Cualquier sistema político se define no solamente por sus reglas, sino por sus costumbres también. Es decir, países como Haití y Tayikistán tienen Constituciones que establecen un sistema liberal, pero en los hechos, están lejos de ser democracias funcionales. Resulta que hay límites a lo que puede lograr una bonita Magna Carta; una democracia verdadera requiere un compromiso al espíritu democrático de parte de todos los actores relevantes, sobre todo los que ocupan puestos elegidos y los candidatos a los mismos.
Una de las costumbres políticas más lamentables en México, que limita la consolidación de una democracia que sigue siendo muy joven, es la de todos los partidos de impugnar casi toda elección perdida. El ejemplo más reciente viene desde Baja California, donde los dos candidatos principales, Francisco Vega —candidato del PAN y el PRD— y Fernando Castro —del PRI— se declararon ganadores la noche de la elección, el 7 de julio.
Afortunadamente, la disputa no causó repercusiones mayores. La ventaja inicial de Vega fue amplia (tres puntos), el conteo de la semana pasada no acercó a Castro a su contrincante, y (por lo visto) no existía mucho apetito del PRI a nivel nacional para un pleito amargado que pusiera en peligro la agenda de Enrique Peña Nieto. Es por eso que Castro empezó a tomar los pasos para reconocer su derrota el viernes pasado.
Sin embargo, llama la atención que la primera reacción del candidato priísta fue reclamar una victoria que las evidencias no le otorgaban. Castro tiene mucha compañía en este reflejo. El ejemplo más famoso sigue siendo López Obrador, que ha salido a protestar las últimas dos derrotas presidenciales. (Yo apostaría hoy que saldrá a hacer lo mismo en 2018 también.) Otros casos sobran: solamente en 2010, se impugnaron las elecciones de gobernador en Hidalgo, Oaxaca, Aguascalientes, y Veracruz. El patrón se repite con más frecuencia aún en los comicios locales.
Claro, la raíz del afán de rechazar la derrota se encuentra en los abusos electorales del PRI durante sus décadas de control autoritario. Cabe recordar que la primera impugnación de López Obrador, cuando perdió la gubernatura de Tabasco contra Roberto Madrazo en el ‘94, fue completamente válida. Todo indica que Madrazo se llevó el puesto más importante a través del fraude. Asimismo, Xóchitl Gálvez tenía porque quejarse del proceso en Hidalgo en 2010.
Sin embargo, hoy en día muchísimas de estas impugnaciones son innecesarias y hasta espurias. López Obrador nunca pudo producir pruebas de un fraude en 2006, y seis años después las evidencias de abusos no fueron suficientes para convencer que le habían robado una elección que perdió por seis puntos en la urnas. Las protestas de AMLO no fueron una expresión de injusticia sino de coraje, y la situación es igual en la gran mayoría de las contiendas impugnadas. Éstas generan un daño considerable: minan la confianza popular en el resultado, cuestan dinero y esfuerzos, y bajan el prestigio del sistema democrático.

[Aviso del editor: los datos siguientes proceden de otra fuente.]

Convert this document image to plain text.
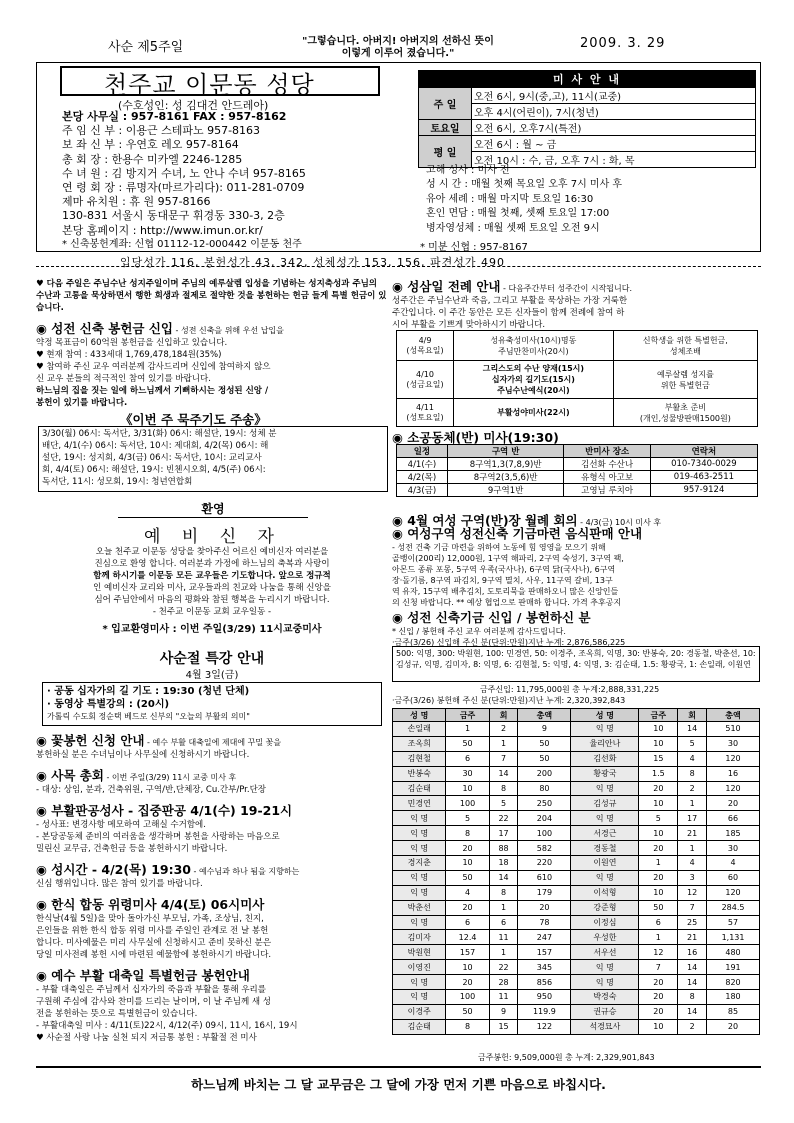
사순 제5주일	"그렇습니다. 아버지! 아버지의 선하신 뜻이
이렇게 이루어 졌습니다."
2009. 3. 29
천주교 이문동 성당
(수호성인: 성 김대건 안드레아)
본당 사무실 : 957-8161 FAX : 957-8162
주 임 신 부 : 이용근 스테파노 957-8163
보 좌 신 부 : 우연호 레오 957-8164
총 회 장 : 한용수 미카엘 2246-1285
수 녀 원 : 김 방지거 수녀, 노 안나 수녀 957-8165
연 령 회 장 : 류명자(마르가리다): 011-281-0709
제마 유치원 : 휴 원 957-8166
130-831 서울시 동대문구 휘경동 330-3, 2층
본당 홈페이지 : http://www.imun.or.kr/
* 신축봉헌계좌: 신협 01112-12-000442 이문동 천주
미 사 안 내	
주 일	오전 6시, 9시(중,고), 11시(교중)
	오후 4시(어린이), 7시(청년)
토요일	오전 6시, 오후7시(특전)
평 일	오전 6시 : 월 ~ 금
	오전 10시 : 수, 금, 오후 7시 : 화, 목
고해 성사 : 미사 전
성 시 간 : 매월 첫째 목요일 오후 7시 미사 후
유아 세례 : 매월 마지막 토요일 16:30
혼인 면담 : 매월 첫째, 셋째 토요일 17:00
병자영성체 : 매월 셋째 토요일 오전 9시
* 미분 신협 : 957-8167
입당성가 116, 봉헌성가 43, 342, 성체성가 153, 156, 파견성가 490
♥ 다음 주일은 주님수난 성지주일이며 주님의 예루살렘 입성을 기념하는 성지축성과 주님의 수난과 고통을 묵상하면서 행한 회생과 절제로 절약한 것을 봉헌하는 헌금 들게 특별 헌금이 있습니다.
◉ 성전 신축 봉헌금 신입 - 성전 신축을 위해 우선 납입을
약정 목표금이 60억원 봉헌금을 신입하고 있습니다.
♥ 현재 참여 : 433세대 1,769,478,184원(35%)
♥ 참여하 주신 교우 여러분께 감사드리며 신입에 참여하지 않으
신 교우 분들의 적극적인 참여 있기를 바랍니다.
하느님의 집을 짓는 일에 하느님께서 기뻐하시는 정성된 신앙 /
봉헌이 있기를 바랍니다.
《이번 주 묵주기도 주송》
3/30(월) 06시: 독서단, 3/31(화) 06시: 해설단, 19시: 성체 분
배단, 4/1(수) 06시: 독서단, 10시: 제대회, 4/2(목) 06시: 해
설단, 19시: 성지회, 4/3(금) 06시: 독서단, 10시: 교리교사
회, 4/4(토) 06시: 해설단, 19시: 빈첸시오회, 4/5(주) 06시:
독서단, 11시: 성모회, 19시: 청년연합회
환영
예 비 신 자
오늘 천주교 이문동 성당을 찾아주신 어르신 예비신자 여러분을
진심으로 환영 합니다. 여러분과 가정에 하느님의 축복과 사랑이
함께 하시기를 이문동 모든 교우들은 기도합니다. 앞으로 정규적
인 예비신자 교리와 미사, 교우들과의 친교와 나눔을 통해 신앙을
심어 주님안에서 마음의 평화와 참된 행복을 누리시기 바랍니다.
- 천주교 이문동 교회 교우일동 -
* 입교환영미사 : 이번 주일(3/29) 11시교중미사
사순절 특강 안내
4월 3일(금)
· 공동 십자가의 길 기도 : 19:30 (청년 단체)
· 동영상 특별강의 : (20시)
가톨릭 수도회 정순택 베드로 신부의 "오늘의 부활의 의미"
◉ 꽃봉헌 신청 안내 - 예수 부활 대축일에 제대에 꾸밀 꽃을
봉헌하실 분은 수녀님이나 사무실에 신청하시기 바랍니다.
◉ 사목 총회 - 이번 주일(3/29) 11시 교중 미사 후
- 대상: 상임, 분과, 건축위원, 구역/반,단체장, Cu.간부/Pr.단장
◉ 부활판공성사 - 집중판공 4/1(수) 19-21시
- 성사표: 변경사항 메모하여 고해실 수거함에.
- 본당공동체 준비의 여러움을 생각하며 봉헌을 사랑하는 마음으로
밀린신 교무금, 건축헌금 등을 봉헌하시기 바랍니다.
◉ 성시간 - 4/2(목) 19:30 - 예수님과 하나 됨을 지향하는
신심 행위입니다. 많은 참여 있기를 바랍니다.
◉ 한식 합동 위령미사 4/4(토) 06시미사
한식날(4월 5일)을 맞아 돌아가신 부모님, 가족, 조상님, 친지,
은인들을 위한 한식 합동 위령 미사를 주일인 관계로 전 날 봉헌
합니다. 미사예물은 미리 사무실에 신청하시고 준비 못하신 분은
당일 미사전례 봉헌 시에 마련된 예물함에 봉헌하시기 바랍니다.
◉ 예수 부활 대축일 특별헌금 봉헌안내
- 부활 대축일은 주님께서 십자가의 죽음과 부활을 통해 우리를
구원해 주심에 감사와 찬미를 드리는 날이며, 이 날 주님께 새 성
전을 봉헌하는 뜻으로 특별헌금이 있습니다.
- 부활대축일 미사 : 4/11(토)22시, 4/12(주) 09시, 11시, 16시, 19시
♥ 사순절 사랑 나눔 실천 되지 저금통 봉헌 : 부활절 전 미사
◉ 성삼일 전례 안내 - 다음주간부터 성주간이 시작됩니다.
성주간은 주님수난과 죽음, 그리고 부활을 묵상하는 가장 거룩한
주간입니다. 이 주간 동안은 모든 신자들이 함께 전례에 참여 하
시어 부활을 기쁘게 맞아하시기 바랍니다.
4/9
(성목요일)	성유축성미사(10시)명동
주님만찬미사(20시)	신학생을 위한 특별헌금,
성체조배
4/10
(성금요일)	그리스도의 수난 양재(15시)
십자가의 길기도(15시)
주님수난예식(20시)	예루살렘 성지를
위한 특별헌금
4/11
(성토요일)	부활성야미사(22시)	부활초 준비
(개인,성물방판매1500원)
◉ 소공동체(반) 미사(19:30)
일정	구역 반	반미사 장소	연락처
4/1(수)	8구역1,3(7,8,9)반	김선화 수산나	010-7340-0029
4/2(목)	8구역2(3,5,6)반	유형식 아고보	019-463-2511
4/3(금)	9구역1반	고영님 루치아	957-9124
◉ 4월 여성 구역(반)장 월례 회의 - 4/3(금) 10시 미사 후
◉ 여성구역 성전신축 기금마련 음식판매 안내
- 성전 건축 기금 마련을 위하여 노동에 힘 영영을 모으기 위해
골뱅이(200리) 12,000원, 1구역 해파리, 2구역 숙성기, 3구역 팩,
아몬드 종류 포몽, 5구역 우족(국사나), 6구역 닭(국사나), 6구역
장·돌기름, 8구역 파김치, 9구역 멸치, 사우, 11구역 갈비, 13구
역 유자, 15구역 배추김치, 도토리묵을 판매하오니 많은 신앙인들
의 신청 바랍니다. ** 예상 협업으로 판매하 합니다. 가격 추후공지
◉ 성전 신축기금 신입 / 봉헌하신 분
* 신입 / 봉헌해 주신 교우 여러분께 감사드립니다.
·금주(3/26) 신입해 주신 분(단위:만원)지난 누계: 2,876,586,225
500: 익명, 300: 박원현, 100: 민경연, 50: 이경주, 조옥희, 익명, 30: 반봉숙, 20: 경동철, 박춘선, 10: 김성규, 익명, 김미자, 8: 익명, 6: 김현철, 5: 익명, 4: 익명, 3: 김순태, 1.5: 황광국, 1: 손일래, 이원연
금주신입: 11,795,000원 총 누계:2,888,331,225
·금주(3/26) 봉헌해 주신 분(단위:만원)지난 누계: 2,320,392,843
성 명	금주	회	총액	성 명	금주	회	총액
손일래	1	2	9	익 명	10	14	510
조옥희	50	1	50	율리안나	10	5	30
김현철	6	7	50	김선화	15	4	120
반봉숙	30	14	200	황광국	1.5	8	16
김순태	10	8	80	익 명	20	2	120
민경연	100	5	250	김성규	10	1	20
익 명	5	22	204	익 명	5	17	66
익 명	8	17	100	서경근	10	21	185
익 명	20	88	582	경동철	20	1	30
경지춘	10	18	220	이원연	1	4	4
익 명	50	14	610	익 명	20	3	60
익 명	4	8	179	이석형	10	12	120
박춘선	20	1	20	강준형	50	7	284.5
익 명	6	6	78	이정심	6	25	57
김미자	12.4	11	247	우성한	1	21	1,131
박원현	157	1	157	서우선	12	16	480
이영진	10	22	345	익 명	7	14	191
익 명	20	28	856	익 명	20	14	820
익 명	100	11	950	박경숙	20	8	180
이경주	50	9	119.9	권규승	20	14	85
김순태	8	15	122	석경묘사	10	2	20
금주봉헌: 9,509,000원 총 누계: 2,329,901,843
하느님께 바치는 그 달 교무금은 그 달에 가장 먼저 기쁜 마음으로 바칩시다.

La ley le ofrece a todo candidato la oportunidad de impugnar un resultado, y todos los candidatos, desde López Obrador hasta Castro, están en su derecho de usar todas las herramientas posibles. Pero tener el derecho de hacer algo no quiere decir que la misma acción es algo loable. Usted tiene el derecho legal de insultar a cualquier taxista que le lleve de un lado a otro, pero sería un mundo más feo si todos nos aprovecháramos este derecho. Es importante que existan estos procesos, y lamentablemente siempre habrán elecciones con suficientes irregularidades que hagan necesarias las impugnaciones, pero como lo vemos hoy, impugnar representa una vil táctica política que proviene de una actitud antidemocrática, ya que la aceptación de la derrota es esencial.
Ahora regreso al punto original de este post: la calidad de cualquier sistema político no es una cuestión solamente de sus reglas, de la claridad de su Constitución. Tiene mucho más que ver con los comportamientos de los personajes que habitan el sistema. En México, las costumbres en su conjunto son mucho mejores que hace una o dos generaciones, pero el afán de impugnar siempre y cuando sea posible es una lacra, y la democracia mexicana será mejor en cuanto desaparezca.